Daily Write

Awe and Wonder

The beauty contained in a single leaf can evaporate all of the mind’s chatter.

Morning Altars by Day Schildkret

Awe and wonder. The way that hearing birds chirping first thing in the morning feels like a thread connecting me to every ancestor I’ve never known but whose DNA is in my body. They knew birds, I’m certain of it.

And leaves. And rain and sunshine. Some of them knew love and what it was like to give life and to keep that life going long enough to grow into their own being with the next generation of us.
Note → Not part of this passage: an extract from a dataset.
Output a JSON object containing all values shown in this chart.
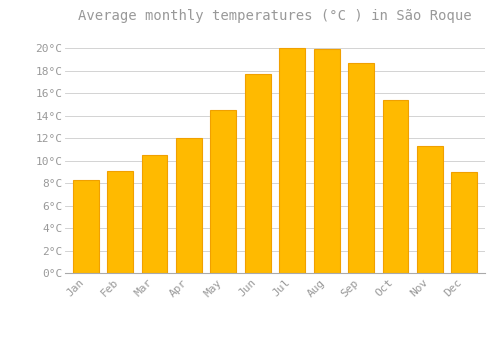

When I want to know the quiet of time before too much technology and too many people, nature lets me tap into that deep history.

~

When I met my birth-mom’s ex-husband, he told me “your mom was a powerful witch. But she was afraid of it.” I can’t remember what I replied but internally I was seething. I had read her journals and spoken with her father and brother. My mother had reason to be uneasy, even afraid, of anything that might have made her life seem more outside of everyday reality than it already was. She had bipolar and from the list that I found of her medications, possibly schizophrenia as well. She was hospitalized more than once and was on disability due to her mental health issues. On some pages of her journal, she would write her name and the date and “I am here on planet earth” over and over again. How she could reconcile any “power” with her struggles to stay sane and present is beyond me.

Of course, I heard what he said through the raw newness of having read her journals recently and never having the chance to meet her; she died of pancreatic cancer eight years before I found my birth family. And there was also my own history, with my adoptive mother use dark magic against me from the time I was a child on. The word and concepts of “magic” have been deeply problematic in my life.

It has taken me a long time to not feel anger, fear, resentment at the very mention of “magic.” Even more to cross a large chasm into the understanding that magic is the simple act of being in sync with the energy that connects all beings, all existence.

~
Magic…is not some glamorous, supernatural power apart from life. It is the energies and processes of life itself. It is rooted in our connectedness with the life of the world around us, and its greatest effect is to root us and connect us even more fully. In fact, one could say that magic is the expression of our connectedness.

~ From the introduction to The Druid Magic Handbook by John Michael Greer
(Who is the author of the introduction?)

Only by turning to nature and understanding beauty as a way to find quiet as well as a way into magic could I finally heal through my way into seeing magic as something different than a struggle with mental illness or something used as a way of wielding power that perhaps should not be wielded. In order to better understand magic, I needed to awaken what Abraham Joshua Heschel called radical amazement.

I don’t know how Rabbi Heschel would feel about the use of the concept of magic in the same sentence as his name but his approach to God is also my approach to nature. And since nature is my church and my way of knowing that magic is nothing more than a way of being connected, then I like to think of Heschel and me as kindred spirits, whether or not he would agree with my assessment.

In his book God in Search of Man: A Philosophy of Judaism, the good Rabbi also said:

Mankind will not perish for want of information; but only for want of appreciation. The beginning of our happiness lies in the understanding that life without wonder is not worth living. What we lack is not a will to believe but a will to wonder.

Abraham Joshua Heschel

And this too is the foundation of magic, of nature, of spirit. A will to wonder. Or to paraphrase Rumi, to replace our cleverness with an awe and curiosity that can be called bewilderment.